Most of all, our simulation indicated the multiplier and the MAC unit performed correctly for the chosen clock frequencies under the wave number N=3. So the multiplier and the MAC unit indeed achieve the high operating clock frequency of 5 GHz under 1.8 V. When the supply voltage is reduced from 1.8 V to 0.8 V, the power dissipation for the two circuits reduces by about 25 times. So our circuits may be suitable for low-power applications as well as high speed applications.

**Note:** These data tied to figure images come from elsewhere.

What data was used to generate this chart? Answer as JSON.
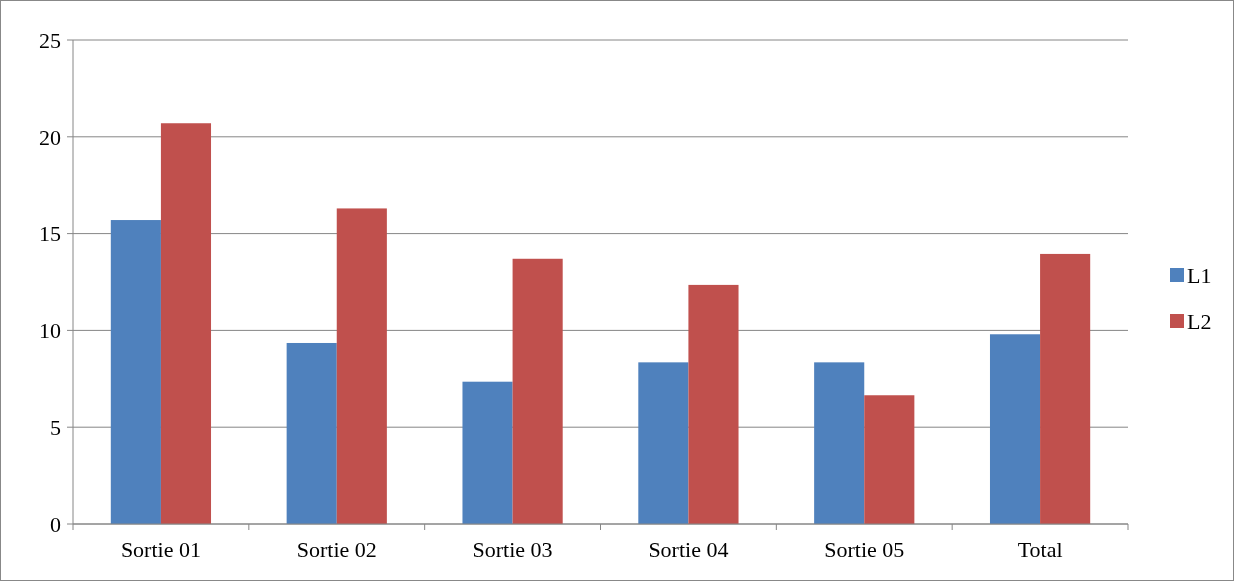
{
  "chart_data": {
    "type": "bar",
    "categories": [
      "Sortie 01",
      "Sortie 02",
      "Sortie 03",
      "Sortie 04",
      "Sortie 05",
      "Total"
    ],
    "series": [
      {
        "name": "L1",
        "color": "#4f81bd",
        "values": [
          15.7,
          9.35,
          7.35,
          8.35,
          8.35,
          9.8
        ]
      },
      {
        "name": "L2",
        "color": "#c0504d",
        "values": [
          20.7,
          16.3,
          13.7,
          12.35,
          6.65,
          13.95
        ]
      }
    ],
    "ylim": [
      0,
      25
    ],
    "yticks": [
      0,
      5,
      10,
      15,
      20,
      25
    ],
    "grid": "y",
    "legend": "right"
  }
}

It is difficult to compare the performance of our circuits with others directly due to the use of different technologies and different performance goals such as high throughput versus short latency. Horowitz et al. suggested the use of FO4 delay, which is the delay of inverter with four identical loads as a performance metric [3]. The FO4 delay of the processing technology used for our circuits is estimated as 82 ps under the supply voltage of 1.8 V, and hence  $T_{CK}$ =2.44×FO4 delays for our multiplier and the

MAC unit running at 5 GHz. We believe that FO4 delay performance for our multiplier and the MAC unit is quite remarkable.

#### 5. CONCLUSION

We investigated design of multipliers and MAC circuits based on our earlier pipelining method called HyPipe. Due to a stringent requirement on delay balancing for the high speed operation, we employed only one kind of combinational building block, full adder, in our design. Our SPICE simulation results show that our multipliers and MAC circuits can operate at 5 GHz in the TSMC 0.18  $\mu$ m technology under the supply voltage of 1.8 V. The speed is about three times higher than that would be attained using conventional pipelining only.

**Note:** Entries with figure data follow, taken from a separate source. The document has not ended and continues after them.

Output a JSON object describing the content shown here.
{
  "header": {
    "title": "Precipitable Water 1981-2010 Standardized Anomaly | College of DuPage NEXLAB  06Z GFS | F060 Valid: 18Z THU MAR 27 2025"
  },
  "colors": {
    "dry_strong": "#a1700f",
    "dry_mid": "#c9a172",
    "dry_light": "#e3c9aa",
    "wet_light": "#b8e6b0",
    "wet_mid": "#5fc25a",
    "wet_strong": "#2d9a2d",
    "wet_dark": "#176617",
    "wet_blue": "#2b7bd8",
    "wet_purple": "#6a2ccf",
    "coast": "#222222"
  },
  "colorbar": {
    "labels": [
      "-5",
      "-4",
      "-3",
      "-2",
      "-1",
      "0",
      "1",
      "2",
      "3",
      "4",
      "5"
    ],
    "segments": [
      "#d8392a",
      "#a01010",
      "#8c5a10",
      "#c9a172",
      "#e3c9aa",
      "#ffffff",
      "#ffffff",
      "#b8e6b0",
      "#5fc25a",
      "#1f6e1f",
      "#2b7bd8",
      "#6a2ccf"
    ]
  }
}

If the circuit is laid out and fabricated, the attainable operating frequency would be lower due to both wire loads and other parasitics. However, we believe that the circuits can still operate with the wave number 3, since the wire delays are relatively small due to the regular structure of ripple carry adders and array multiplies. It is open to future research.

#### 6. REFERENCES

- W. Burleson, M. Ciesielski, W. Liu, and F. Klass, "Wave Pipelining: A Tutorial and Research Survey". *IEEE Transactions on VLSI Systems*, vol. 6, pp. 464-474, September 1998.
- [2] D. Ghosh and S. K. Nandy, "Design and Realization of High-Performance Wave-Pipelined 8b×8b Multiplier in CMOS Technology". *IEEE Transactions on VLSI Systems*, vol. 3, pp. 36-48, March 1995.
- [3] M. Horowitz, R. Ho, and K. Mai, "Wires: A User's Guide", http://mos.stanford.edu/papers/rh\_srcmarco\_99.pdf, Stanford University, 1999.
- [4] B. Parhami, Computer Arithmetic Algorithms and Hardware Designs, 1<sup>st</sup> ed. New York, NY: Oxford University Press, 2000, sec. 11.3.
- [5] J. B. Sulistyo and D. S. Ha, "HyPipe: A New Approach for High Speed Design". *Proceedings of the 2002 IEEE* ASIC/SOC Conference, pp. 203-207, September 2002.
- [6] J.-S. Wang, P.-H. Yang, and D. Sheng, "Design of a 3-V 300-MHz Low-Power 8-b × 8-b Pipelined Multiplier Using Pulse-Triggered TSPC Flip-Flops". *IEEE Journal of Solid-State Circuits*, vol. 35, pp. 583-592, April 2000.